Agar pesan 3M dan Protokol Kesehatan Keluarga ini massif dan diterima dengan baik oleh masyarakat, Kemen PPPA menurut Ratna bersinergi dengan banyak pihak yaitu Organisasi Perempuan seperti OASE, KOWANI , dan PKK , Lembaga Masyarakat, Dinas PPPA di seluruh Indonesia, Forum Anak dan Media Massa. Selain itu, Kemen PPPA juga terus mengaktifkan gerakan BERJARAK (Bersama Jaga Keluarga Kita) yang sudah dilakukan sejak bulan April lalu. KIE Protokol Kesehatan Keluarga dapat diakses di portal berjarak.kemenpppa.go.id dan di akun media sosial Kemen PPPA. Mengingat masyarakat Indonesia yang sangat heterogen maka setiap daerah dapat menyesuaikan KIE yang tersedia disesuaikan dengan bahasa dan kearifan lokal.
Sementara itu, Rusmiyati, Kasubdit Kapasitas Kerja di Direktorat Kesehatan Kerja dan Olahraga, Kementerian Kesehatan menjelaskan bahwa tindakan 3M harus dilakukan bersamaan dan tidak terpisah.
“Dimulai dari diri sendiri harus sehat, bila tidak sehat harap tidak bepergian. Orang yang sehat dan beraktifitas di luar harus memakai masker, membawa hand sanitizer dan jaga jarak minimal 1 meter. Ketika tiba di rumah, orang bersangkutan harus mempertimbangkan anggota keluarga di rumah sehingga seperti tercantum di Protokol untuk segera mandi sebelum berinteraksi,” ujar Rusmiyati.
Menjaga jarak diakui Rusmiyati banyak dilanggar masyarakat. Dari Hasil Survei Kepatuhan Masyarakat oleh Puslitbang Humaniora dan Manajemen Kesehatan, Badan Litbangkes, meskipun 96,6% dari 19.654 responden paham untuk menjaga jarak, namun prakteknya hanya 54,29% responden yang taat. Itu sebabnya Rusmiyati berpendapat, kampanye harus semakin massif dilakukan.

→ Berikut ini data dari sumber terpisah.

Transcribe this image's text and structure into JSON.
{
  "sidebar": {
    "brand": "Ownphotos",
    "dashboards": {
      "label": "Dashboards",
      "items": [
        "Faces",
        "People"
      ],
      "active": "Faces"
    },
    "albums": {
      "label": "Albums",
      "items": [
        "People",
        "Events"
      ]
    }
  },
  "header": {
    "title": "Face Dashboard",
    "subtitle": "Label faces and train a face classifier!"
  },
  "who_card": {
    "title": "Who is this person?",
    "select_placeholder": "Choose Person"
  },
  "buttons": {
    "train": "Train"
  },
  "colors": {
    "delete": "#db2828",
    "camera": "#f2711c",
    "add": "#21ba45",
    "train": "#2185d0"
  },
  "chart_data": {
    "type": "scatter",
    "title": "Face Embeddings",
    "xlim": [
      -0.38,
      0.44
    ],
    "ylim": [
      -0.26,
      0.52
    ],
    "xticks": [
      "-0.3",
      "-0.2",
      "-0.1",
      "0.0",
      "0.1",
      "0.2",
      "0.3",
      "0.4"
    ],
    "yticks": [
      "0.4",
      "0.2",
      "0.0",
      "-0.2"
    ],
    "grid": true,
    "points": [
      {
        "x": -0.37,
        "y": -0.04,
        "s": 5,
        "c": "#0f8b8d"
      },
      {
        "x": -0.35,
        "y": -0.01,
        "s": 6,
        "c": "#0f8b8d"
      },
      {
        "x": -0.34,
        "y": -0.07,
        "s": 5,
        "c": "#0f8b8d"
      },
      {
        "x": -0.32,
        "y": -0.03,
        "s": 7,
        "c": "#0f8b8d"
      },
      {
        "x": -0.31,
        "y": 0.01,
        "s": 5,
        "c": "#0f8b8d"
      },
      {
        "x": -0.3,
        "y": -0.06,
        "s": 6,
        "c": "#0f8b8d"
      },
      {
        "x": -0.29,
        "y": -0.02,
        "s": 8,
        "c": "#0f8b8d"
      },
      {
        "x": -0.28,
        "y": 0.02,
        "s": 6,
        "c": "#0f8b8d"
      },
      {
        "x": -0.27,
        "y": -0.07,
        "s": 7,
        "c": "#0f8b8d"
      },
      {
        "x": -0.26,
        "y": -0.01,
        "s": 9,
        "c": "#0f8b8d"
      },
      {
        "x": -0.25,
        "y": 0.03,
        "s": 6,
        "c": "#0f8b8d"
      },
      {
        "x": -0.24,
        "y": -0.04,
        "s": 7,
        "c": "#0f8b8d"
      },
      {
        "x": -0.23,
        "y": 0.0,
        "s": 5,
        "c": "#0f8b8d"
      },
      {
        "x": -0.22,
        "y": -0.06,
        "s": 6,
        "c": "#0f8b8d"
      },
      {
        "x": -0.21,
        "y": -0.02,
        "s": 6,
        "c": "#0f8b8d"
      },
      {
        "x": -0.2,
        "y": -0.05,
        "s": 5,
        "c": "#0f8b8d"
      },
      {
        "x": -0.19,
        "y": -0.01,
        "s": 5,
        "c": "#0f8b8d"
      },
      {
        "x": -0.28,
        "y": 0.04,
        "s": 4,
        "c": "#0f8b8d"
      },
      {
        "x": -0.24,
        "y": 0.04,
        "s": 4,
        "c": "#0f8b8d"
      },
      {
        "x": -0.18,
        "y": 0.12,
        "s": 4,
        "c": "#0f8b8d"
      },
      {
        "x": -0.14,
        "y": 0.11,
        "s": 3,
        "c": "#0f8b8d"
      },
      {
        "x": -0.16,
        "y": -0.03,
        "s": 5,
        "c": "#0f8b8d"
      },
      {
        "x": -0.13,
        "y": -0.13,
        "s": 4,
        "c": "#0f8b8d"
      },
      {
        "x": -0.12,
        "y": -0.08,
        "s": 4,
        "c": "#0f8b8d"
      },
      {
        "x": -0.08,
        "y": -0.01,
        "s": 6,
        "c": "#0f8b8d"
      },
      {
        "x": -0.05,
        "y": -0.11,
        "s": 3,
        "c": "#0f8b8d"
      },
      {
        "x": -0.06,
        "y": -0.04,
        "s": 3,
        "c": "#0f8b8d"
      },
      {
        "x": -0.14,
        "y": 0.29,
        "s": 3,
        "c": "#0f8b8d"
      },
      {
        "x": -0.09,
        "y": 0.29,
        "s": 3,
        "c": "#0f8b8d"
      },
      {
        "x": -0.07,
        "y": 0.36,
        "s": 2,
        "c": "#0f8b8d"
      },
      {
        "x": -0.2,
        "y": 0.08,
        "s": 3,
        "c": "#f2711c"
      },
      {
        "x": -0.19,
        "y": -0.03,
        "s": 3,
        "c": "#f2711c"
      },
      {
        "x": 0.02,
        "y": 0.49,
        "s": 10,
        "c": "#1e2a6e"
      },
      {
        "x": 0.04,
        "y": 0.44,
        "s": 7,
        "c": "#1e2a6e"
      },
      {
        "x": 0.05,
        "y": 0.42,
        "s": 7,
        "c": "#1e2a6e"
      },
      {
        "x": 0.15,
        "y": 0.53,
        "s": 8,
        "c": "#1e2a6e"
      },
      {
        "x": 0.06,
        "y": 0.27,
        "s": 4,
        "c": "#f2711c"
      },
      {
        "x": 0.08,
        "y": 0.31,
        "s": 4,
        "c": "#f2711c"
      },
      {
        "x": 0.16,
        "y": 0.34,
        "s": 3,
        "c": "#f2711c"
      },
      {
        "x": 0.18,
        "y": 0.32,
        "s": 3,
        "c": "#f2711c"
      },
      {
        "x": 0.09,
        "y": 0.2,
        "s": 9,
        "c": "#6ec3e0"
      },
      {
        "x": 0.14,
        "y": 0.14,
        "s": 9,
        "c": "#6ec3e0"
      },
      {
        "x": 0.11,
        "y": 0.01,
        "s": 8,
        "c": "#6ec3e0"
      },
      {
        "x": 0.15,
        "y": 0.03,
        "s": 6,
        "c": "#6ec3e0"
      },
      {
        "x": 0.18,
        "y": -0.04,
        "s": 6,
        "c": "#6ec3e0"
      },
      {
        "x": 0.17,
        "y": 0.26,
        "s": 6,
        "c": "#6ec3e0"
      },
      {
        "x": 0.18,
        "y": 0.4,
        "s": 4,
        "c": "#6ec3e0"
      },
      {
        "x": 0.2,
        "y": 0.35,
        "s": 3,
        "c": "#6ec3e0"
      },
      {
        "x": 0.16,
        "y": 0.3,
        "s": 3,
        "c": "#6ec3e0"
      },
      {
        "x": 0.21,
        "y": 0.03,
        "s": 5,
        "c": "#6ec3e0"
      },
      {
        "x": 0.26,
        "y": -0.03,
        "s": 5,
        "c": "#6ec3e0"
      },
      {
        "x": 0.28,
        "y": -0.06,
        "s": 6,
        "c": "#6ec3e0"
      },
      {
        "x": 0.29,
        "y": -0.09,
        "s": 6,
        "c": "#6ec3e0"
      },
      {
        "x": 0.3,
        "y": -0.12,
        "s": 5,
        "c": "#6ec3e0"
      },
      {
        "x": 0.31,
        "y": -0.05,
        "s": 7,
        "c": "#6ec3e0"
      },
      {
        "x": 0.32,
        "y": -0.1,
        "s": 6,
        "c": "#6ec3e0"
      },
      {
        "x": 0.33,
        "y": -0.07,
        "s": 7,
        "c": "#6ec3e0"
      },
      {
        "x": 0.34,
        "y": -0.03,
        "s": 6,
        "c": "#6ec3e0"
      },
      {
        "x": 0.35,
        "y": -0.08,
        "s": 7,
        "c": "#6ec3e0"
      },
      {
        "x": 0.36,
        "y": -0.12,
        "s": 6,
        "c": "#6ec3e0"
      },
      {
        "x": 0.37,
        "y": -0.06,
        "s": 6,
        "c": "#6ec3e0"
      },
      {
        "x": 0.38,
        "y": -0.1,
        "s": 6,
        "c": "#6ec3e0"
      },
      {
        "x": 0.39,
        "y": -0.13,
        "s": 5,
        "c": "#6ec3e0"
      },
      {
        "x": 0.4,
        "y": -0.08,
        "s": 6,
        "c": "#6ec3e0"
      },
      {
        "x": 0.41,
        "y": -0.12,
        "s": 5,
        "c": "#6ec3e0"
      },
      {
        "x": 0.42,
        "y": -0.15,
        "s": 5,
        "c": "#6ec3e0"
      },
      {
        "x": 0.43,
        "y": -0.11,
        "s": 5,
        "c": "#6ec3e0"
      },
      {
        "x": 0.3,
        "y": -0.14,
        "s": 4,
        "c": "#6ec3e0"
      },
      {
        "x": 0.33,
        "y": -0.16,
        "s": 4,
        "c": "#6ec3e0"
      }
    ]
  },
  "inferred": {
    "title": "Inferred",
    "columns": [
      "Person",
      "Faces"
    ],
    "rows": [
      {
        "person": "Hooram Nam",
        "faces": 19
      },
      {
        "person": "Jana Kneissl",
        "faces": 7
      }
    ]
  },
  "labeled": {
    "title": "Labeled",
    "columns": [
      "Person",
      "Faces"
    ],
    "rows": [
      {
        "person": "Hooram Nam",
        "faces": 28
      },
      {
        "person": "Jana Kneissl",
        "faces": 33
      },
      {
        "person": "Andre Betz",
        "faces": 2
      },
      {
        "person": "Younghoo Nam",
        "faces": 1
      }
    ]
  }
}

Narasumber lain dalam webinar ini yaitu Risang Rimbatmaja, praktisi komunikasi interpersonal, sepakat bahwa keluarga adalah sasaran utama untuk diedukasi karena masih banyak masyarakat yang beranggapan bahwa di dalam rumah anggota keluarga pasti aman. Meski edukasi tidak mudah karena saat ini sebagian warga dalam kondisi stress dan cenderung acuh, namun cara mengkomunikasikan Protokol Kesehatan Keluarga dapat ditempuh dengan dialog ringan atau story telling.

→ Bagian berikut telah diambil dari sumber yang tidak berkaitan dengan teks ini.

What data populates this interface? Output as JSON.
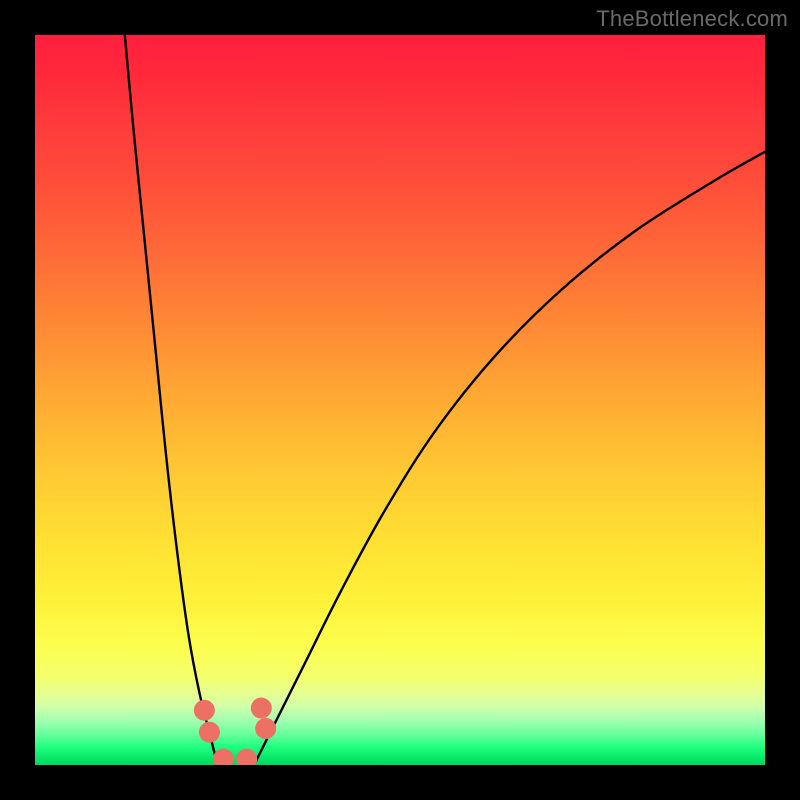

“Saat ini tidak jarang tenaga kesehatan juga dikucilkan saat melakukan edukasi karena dianggap berlebihan. Meski demikian edukasi harus terus dilakukan karena virus Corona ini masih ada. Untuk mengubah perilaku, pemimpin baik di keluarga atau kelompok masyarakat harus dapat jadi panutan yang baik. Masyarakat bisa diajak dialog ringan cara penularan virus agar paham pencegahannya, paham memakai masker karena penularan bisa dari udara dan droplet, tahu bahwa virus ini bisa mematikan tetapi bisa dicegah. Artinya, masyarakat diberikan solusi untuk mencegah terpapar dan bukan ditakut-takutin. Jika masyarakat paham, diharapkan stigma pada penderita yang terkonfirmasi juga hilang,” tutup Risang.